Bu hayatı sorgularken seni de sorguluyordum. Hayatın değersizliğini bilip sana fazla değer vermemi omuzlarında taşıyamayacağını önceden hissetmiştim ama böyle olacağını bilemezdim.
Hayata, insanlara hevesi olmayan bir insanın yüzüne tokat gibi çarpması,, sın.
akşam yemeği vakti..
güzel bir masa örtüm vardı. yıllanmış, ana babadan miras, ama iş görürdü merak etme. güzelce masaya serdim, dört yanı aynı eşitlikte sarkıyordu. tabakları aynı hizada karşı karşıya koydum. küçük bir mumum da vardı, tam ortaya koydum. çatal ve bıçakları simetrik olarak tabakların yanına dizdim, biraz takıntılıyım.. hoş gör sözlük.
yemek hazırdı. çok değil, soslu bir tavuk ve pilav.. ama özenerek yaptım, bilirsin sözlük. güzelce tabakladım. markette en alt raftan aldığım şaraptan iki kadeh doldurdum. ışıkları kapattım, mum ışığında kapının çalmasını bekledim.. çaldı, geldi. hoş geldin, nasılsın dedim. sofrayı gördü, hiçbir şey söylemedi. bana montunu verdi. sofraya doğru yürüdü. masa örtüsünü baş ve işaret parmakları arasına aldı. hissetti, kokladı; yanağına sürdü. ardından bana baktı ve ansızın masa örtüsünü iki eliyle hızlıca çekti. hiçbir şey bozulmadı.. düzen.. yine aynıydı. ben kimim?
buradaki sana kısmını gelecekteki kendim olarak gördüğüm için bir nevi kendime yazdığım bi hatırlatma notu olsun bu.

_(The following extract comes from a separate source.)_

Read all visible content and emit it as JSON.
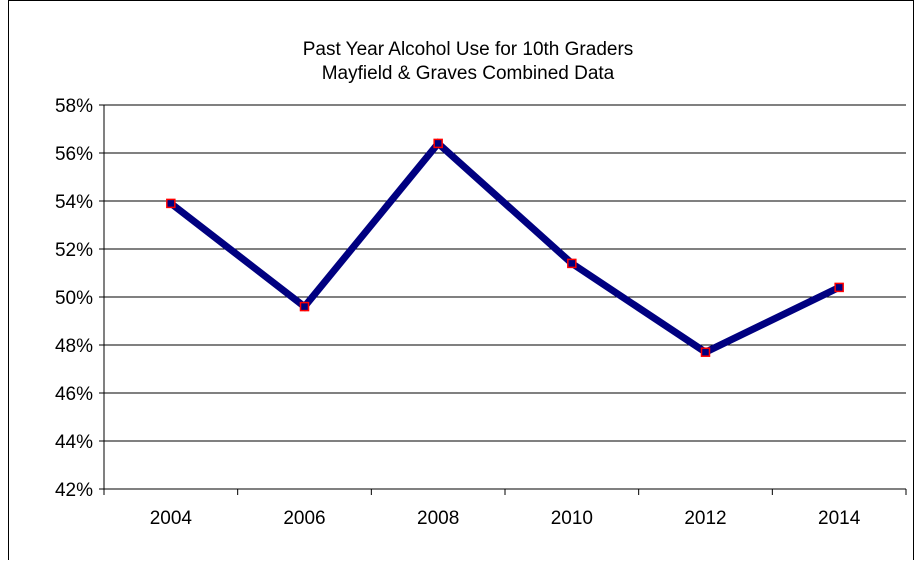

hayatımın boyunca bir sürü flörtüm oldu ama çok ilginç bi şekilde hiçbir 14 şubatta sevgilim yoktu. sonbahar ayrılık mevsimiydi benim için ya da ilkbahar yeniden doğuşun mevsimi oldu bilemiyorum.
editus: hayatımın kadınını martın ortasında buldum ve mayıs başında ömürlük bi ilişkiye başladık. sanırım ikinci paragrafta dediklerim doğruymuş.

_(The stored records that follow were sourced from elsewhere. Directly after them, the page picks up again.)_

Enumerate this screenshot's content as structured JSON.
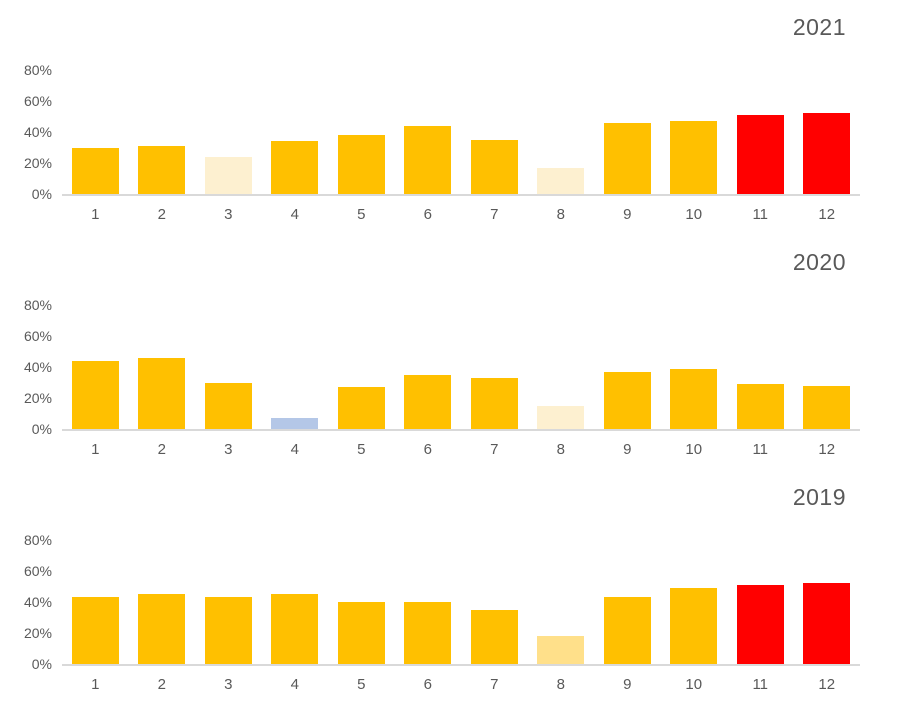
{
  "palette": {
    "gold": "#FFC000",
    "cream": "#FDF0D0",
    "lightgold": "#FFE08A",
    "blue": "#B4C7E7",
    "red": "#FF0000",
    "text": "#595959",
    "axis_line": "#D9D9D9"
  },
  "chart_data": [
    {
      "type": "bar",
      "title": "2021",
      "categories": [
        "1",
        "2",
        "3",
        "4",
        "5",
        "6",
        "7",
        "8",
        "9",
        "10",
        "11",
        "12"
      ],
      "values": [
        30,
        31,
        24,
        34,
        38,
        44,
        35,
        17,
        46,
        47,
        51,
        52
      ],
      "bar_colors": [
        "gold",
        "gold",
        "cream",
        "gold",
        "gold",
        "gold",
        "gold",
        "cream",
        "gold",
        "gold",
        "red",
        "red"
      ],
      "y_ticks": [
        "0%",
        "20%",
        "40%",
        "60%",
        "80%"
      ],
      "ylim": [
        0,
        80
      ],
      "xlabel": "",
      "ylabel": "",
      "grid": false,
      "legend": "none"
    },
    {
      "type": "bar",
      "title": "2020",
      "categories": [
        "1",
        "2",
        "3",
        "4",
        "5",
        "6",
        "7",
        "8",
        "9",
        "10",
        "11",
        "12"
      ],
      "values": [
        44,
        46,
        30,
        7,
        27,
        35,
        33,
        15,
        37,
        39,
        29,
        28
      ],
      "bar_colors": [
        "gold",
        "gold",
        "gold",
        "blue",
        "gold",
        "gold",
        "gold",
        "cream",
        "gold",
        "gold",
        "gold",
        "gold"
      ],
      "y_ticks": [
        "0%",
        "20%",
        "40%",
        "60%",
        "80%"
      ],
      "ylim": [
        0,
        80
      ],
      "xlabel": "",
      "ylabel": "",
      "grid": false,
      "legend": "none"
    },
    {
      "type": "bar",
      "title": "2019",
      "categories": [
        "1",
        "2",
        "3",
        "4",
        "5",
        "6",
        "7",
        "8",
        "9",
        "10",
        "11",
        "12"
      ],
      "values": [
        43,
        45,
        43,
        45,
        40,
        40,
        35,
        18,
        43,
        49,
        51,
        52
      ],
      "bar_colors": [
        "gold",
        "gold",
        "gold",
        "gold",
        "gold",
        "gold",
        "gold",
        "lightgold",
        "gold",
        "gold",
        "red",
        "red"
      ],
      "y_ticks": [
        "0%",
        "20%",
        "40%",
        "60%",
        "80%"
      ],
      "ylim": [
        0,
        80
      ],
      "xlabel": "",
      "ylabel": "",
      "grid": false,
      "legend": "none"
    }
  ]
}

balkonundaki rüzgarı, mutfakta tüm gün kesilmeyen family guy diyaloglarını, salondan gelen klavyenin sesini, kısmetin tüylerini, birlikte oynadığımız köpeği, izlediğimiz dizinin yeni bölümünü, ev halimi kıskanıyorsun diye çingene çadırı gibi sardığın o pencereyi, sakallarının dokusunu, şu şehrin kıyısında köşesinde çocuk gibi oynadığımız oyunları, sofra duamızı, güneşinin sıcağını, romantik ve şebek, dost ve aşık her şeyimizi, hepsini özlüyorum.
sahiden kaburgalarımın arası acıyor. sen hastalanınca böyle olurdum. iyileşene kadar geçmezdi, parmağını kesmiştin.. böyle sıkışıyordu içim. bi yerden çıkıp belime sarılacaksın, yanağımdan öpüp omuz omuza gideceğimiz yere birlikte gidecekmişiz gibi geliyor.

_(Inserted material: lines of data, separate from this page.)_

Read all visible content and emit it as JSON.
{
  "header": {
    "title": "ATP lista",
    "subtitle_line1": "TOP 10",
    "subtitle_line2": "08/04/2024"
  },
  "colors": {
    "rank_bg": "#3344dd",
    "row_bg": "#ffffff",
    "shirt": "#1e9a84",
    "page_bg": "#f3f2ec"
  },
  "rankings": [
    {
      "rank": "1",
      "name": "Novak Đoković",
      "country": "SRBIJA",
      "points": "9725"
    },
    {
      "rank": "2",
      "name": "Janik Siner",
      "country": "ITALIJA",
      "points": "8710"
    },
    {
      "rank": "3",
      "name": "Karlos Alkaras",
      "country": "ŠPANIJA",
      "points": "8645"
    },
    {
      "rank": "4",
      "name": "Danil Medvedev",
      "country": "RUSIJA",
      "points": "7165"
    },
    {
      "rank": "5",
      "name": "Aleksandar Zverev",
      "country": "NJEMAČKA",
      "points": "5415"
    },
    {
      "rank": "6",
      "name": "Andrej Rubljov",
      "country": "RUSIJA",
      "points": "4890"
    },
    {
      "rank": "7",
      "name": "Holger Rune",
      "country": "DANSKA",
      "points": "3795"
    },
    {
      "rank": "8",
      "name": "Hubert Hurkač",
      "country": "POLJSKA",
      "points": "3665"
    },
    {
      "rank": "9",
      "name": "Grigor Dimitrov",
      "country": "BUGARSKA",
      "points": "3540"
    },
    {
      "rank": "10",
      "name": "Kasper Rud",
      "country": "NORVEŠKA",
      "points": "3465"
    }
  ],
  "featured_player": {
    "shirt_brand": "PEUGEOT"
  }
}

kaçtım hepsinden, hiç olmamışsın gibi yaşıyorum. ne zaman gelsem ayağıma dolanıyor hepsi. kabullenmek için daha sık geliyorum artık. yoksun.
birileri bombok aşk hikayelerini anlatınca, aklıma geliyor. o kadar çok seviyorduk ki, anlatacak fırsatımız olmamıştı başkalarına. sonra öyle derin acıttı ki, yine anlatacak fırsatımız olmadı. hala yok.
bi adam oldun. tanımadığım, iğrendiğim, dışladığım, korktuğum, kaçtığım.. galiba öldün sen.. eğer galiba ölseydin, hayatımın sonuna kadar seni sevmeye devam ederdim. seni ne kadar sınırsızca, tutkuyla sevdiğimi yazmak, ve artık hatırlamak istemiyorum. çünkü hala nefes alıyor ve bi zamanlar tapındığım şeyi, utanç içinde yaşatıyorsun.
ilişki çarpı üç sene... hala 10 yılım var bunların işkencesinden kurtulmak için. 2 yılı gitti. 2 yıl daha öldüm. kendime bakıp gurur duyuyorum umut, senin ne kadar dibe düştüğünü görünceyse kendimden utanıyorum..
bu uçmak gibi, deniz altında yaşayabilmek gibi, ölümsüz olabilmek gibi bir özlem. sana hala dua ediyorum, sana da dedim ya. kendine iyi bak çünkü bana yaptığın her şeyden sonra, bana bir de bunu yapma. bana bir de bu acıyı yaşatma. lütfen, ölme. yaşa, iyi ya da kötü.. istediğin yolda, bat ya da çık. benden uzakta, ama ben ölmeden önce ölme. bi dilek, bi dua.. tanridan isteyeceğim başka pek bişeyim kalmadı artık. yalnızca bana senin kötü haberin gelmesin.. hepsi bu.
Varlığınla yokluğun arasındaki uçurumu biliyor musun? Uzaktan da gözlesen anlarsın... Yokluğun her anıma işlemiş, fotoğraflar da dahi hissediliyor. Baktığında ne kilo kalmış, ne özgüven, ne de benizde renk... Her şey senle uçup gitmiş. Sadece acının en ağırı, mutluluğun en hafifi kalmış.